How Much Is the White House Worth?

Chad Brooks, BusinessNewsDaily Contributor

With the presidential inauguration just around the corner, President Obama might be happy to know that the value of the White House is on the rise.

Research by the online real estate site Zillow estimates that the historic home at 1600 Pennsylvania Avenue is now valued at $294.9 million, up 7 percent from when President Barack Obama first took office in 2009.

While better than the national average, which saw home prices drop roughly 5.3 percent over the same period to $156,200, the rise in value was lower than the other homes in the White House's Washington, D.C. neighborhood.

The study found that overall, homes in the nation's capital increased in value by 13.6 percent over the last four years.

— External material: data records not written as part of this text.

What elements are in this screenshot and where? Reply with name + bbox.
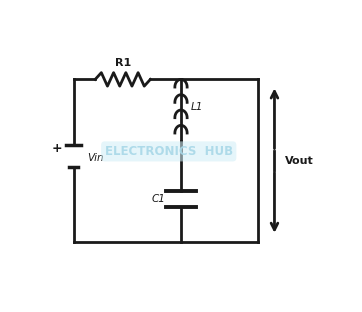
- Text: L1: L1: [191, 102, 203, 112]
- Text: +: +: [51, 142, 62, 155]
- Text: R1: R1: [115, 57, 131, 67]
- Text: ELECTRONICS  HUB: ELECTRONICS HUB: [105, 145, 233, 158]
- Text: C1: C1: [152, 194, 166, 204]
- Text: Vout: Vout: [285, 156, 314, 166]
- Text: Vin: Vin: [88, 153, 104, 163]
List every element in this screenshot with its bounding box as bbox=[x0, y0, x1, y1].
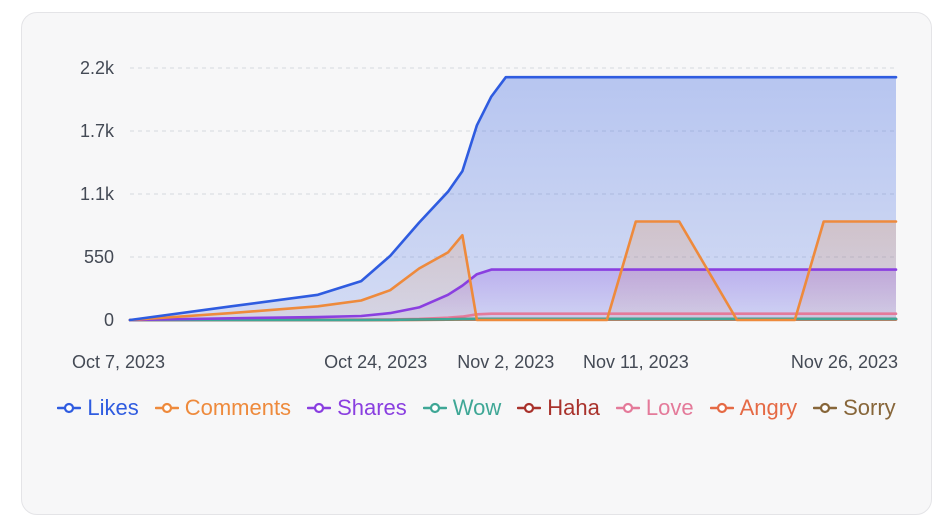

Zillow chief economist Stan Humphries said the White House, whose value peaked at $299.9 million in July 2006, is more than just a home, it is a symbol of America.

"The White House's appreciation over the past four years failed to match that of the city of Washington, D.C., overall, but that's because the city of Washington as a whole outperformed the immediate neighborhood surrounding the White House," Humphries said. "Value growth of 7 percent since early 2009 far exceeds the national average over the same period, and most homeowners would be quite pleased with a 7 percent return on their investment since 2009."

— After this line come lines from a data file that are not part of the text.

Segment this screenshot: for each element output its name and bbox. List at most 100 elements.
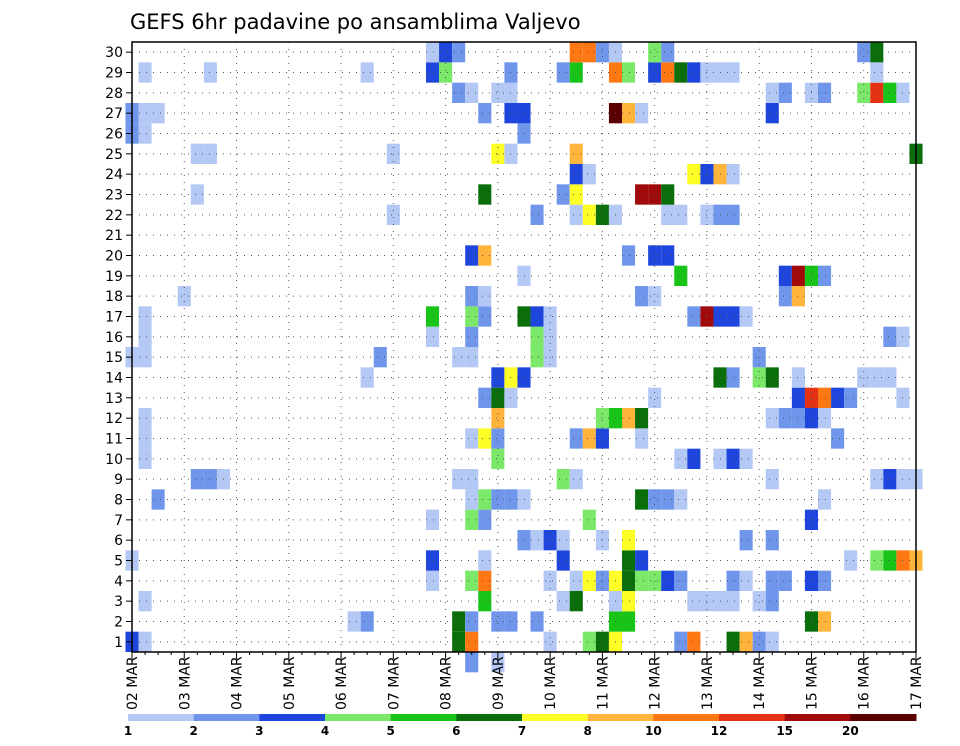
heatmap-cell [569,62,583,83]
heatmap-cell [530,204,544,225]
heatmap-cell [765,570,779,591]
heatmap-cell [452,347,466,368]
heatmap-cell [595,428,609,449]
heatmap-cell [491,652,505,673]
heatmap-cell [465,326,479,347]
heatmap-cell [190,184,204,205]
heatmap-cell [752,591,766,612]
x-tick-label: 11 MAR [595,656,611,710]
heatmap-cell [569,591,583,612]
heatmap-cell [569,204,583,225]
heatmap-cell [426,509,440,530]
heatmap-cell [138,347,152,368]
heatmap-cell [151,489,165,510]
colorbar-swatch [390,714,457,721]
heatmap-cell [648,489,662,510]
x-tick-label: 02 MAR [125,656,141,710]
x-tick-label: 09 MAR [491,656,507,710]
y-tick-label: 28 [105,86,123,102]
y-tick-label: 14 [105,371,123,387]
colorbar-swatch [784,714,851,721]
y-tick-label: 17 [105,310,123,326]
heatmap-cell [726,204,740,225]
y-tick-label: 19 [105,269,123,285]
y-axis: 1234567891011121314151617181920212223242… [105,45,132,651]
heatmap-cell [373,347,387,368]
heatmap-cell [726,448,740,469]
heatmap-cell [870,42,884,63]
heatmap-cell [648,184,662,205]
heatmap-cell [556,469,570,490]
heatmap-cell [569,143,583,164]
heatmap-cell [687,164,701,185]
heatmap-cell [360,367,374,388]
heatmap-cell [491,611,505,632]
heatmap-cell [439,62,453,83]
colorbar-swatch [719,714,786,721]
heatmap-cell [648,387,662,408]
heatmap-cell [582,631,596,652]
heatmap-cell [661,245,675,266]
heatmap-cell [465,469,479,490]
heatmap-cell [883,469,897,490]
heatmap-cell [582,428,596,449]
y-tick-label: 18 [105,289,123,305]
y-tick-label: 20 [105,249,123,265]
heatmap-cell [857,42,871,63]
heatmap-cell [765,469,779,490]
colorbar-label: 6 [452,724,460,738]
heatmap-cell [530,326,544,347]
colorbar-swatch [325,714,392,721]
heatmap-cell [491,387,505,408]
heatmap-cell [491,448,505,469]
heatmap-cell [465,570,479,591]
heatmap-cell [831,387,845,408]
heatmap-cell [765,591,779,612]
heatmap-cell [138,428,152,449]
heatmap-cell [478,550,492,571]
y-tick-label: 30 [105,45,123,61]
heatmap-cell [661,184,675,205]
heatmap-cell [622,591,636,612]
heatmap-cell [556,530,570,551]
y-tick-label: 24 [105,167,123,183]
heatmap-cell [138,408,152,429]
heatmap-cell [138,103,152,124]
heatmap-cell [426,306,440,327]
cells-layer [125,42,923,673]
x-tick-label: 05 MAR [282,656,298,710]
heatmap-cell [569,570,583,591]
heatmap-cell [844,550,858,571]
colorbar-label: 4 [321,724,329,738]
heatmap-cell [674,570,688,591]
heatmap-cell [190,469,204,490]
heatmap-cell [635,103,649,124]
heatmap-cell [426,550,440,571]
heatmap-cell [674,489,688,510]
x-tick-label: 10 MAR [543,656,559,710]
heatmap-cell [622,408,636,429]
heatmap-cell [648,570,662,591]
heatmap-cell [386,143,400,164]
colorbar-label: 1 [124,724,132,738]
heatmap-cell [739,570,753,591]
heatmap-cell [452,82,466,103]
heatmap-cell [595,204,609,225]
y-tick-label: 16 [105,330,123,346]
x-tick-label: 03 MAR [177,656,193,710]
heatmap-cell [622,245,636,266]
heatmap-cell [739,631,753,652]
heatmap-cell [674,265,688,286]
x-tick-label: 17 MAR [909,656,925,710]
x-tick-label: 07 MAR [386,656,402,710]
heatmap-cell [791,387,805,408]
heatmap-cell [491,367,505,388]
heatmap-cell [478,286,492,307]
heatmap-cell [674,204,688,225]
heatmap-cell [726,591,740,612]
colorbar-label: 15 [776,724,793,738]
heatmap-cell [556,62,570,83]
y-tick-label: 29 [105,66,123,82]
colorbar-swatch [850,714,917,721]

The research calculates that if a potential buyer were to take out a standard 30-year, fixed-rate mortgage on the White House, the monthly payment — including taxes, insurance, principal and interest — would be $1,130,832.

Renting the house, which boasts 55,000 square feet of indoor space, 132 total rooms, 35 bathrooms, 16 bedrooms, three kitchens and 18 acres of premium, downtown, comes at an even steeper price. The study projects it would cost $1.75 million to rent the president's home for a month.

To determine the projections, Zillow's team of data statisticians first looked at the home's physical characteristics and then considered the most expensive home sales in Washington, D.C., as well as other historic homes in the D.C. area recently for sale. They then calculated the amount historic homes typically fetch over similar homes with no historical significance.

Zillow's statisticians deemed the White House the most historic home in country and applied a maximum historical premium to their models to determine its final value.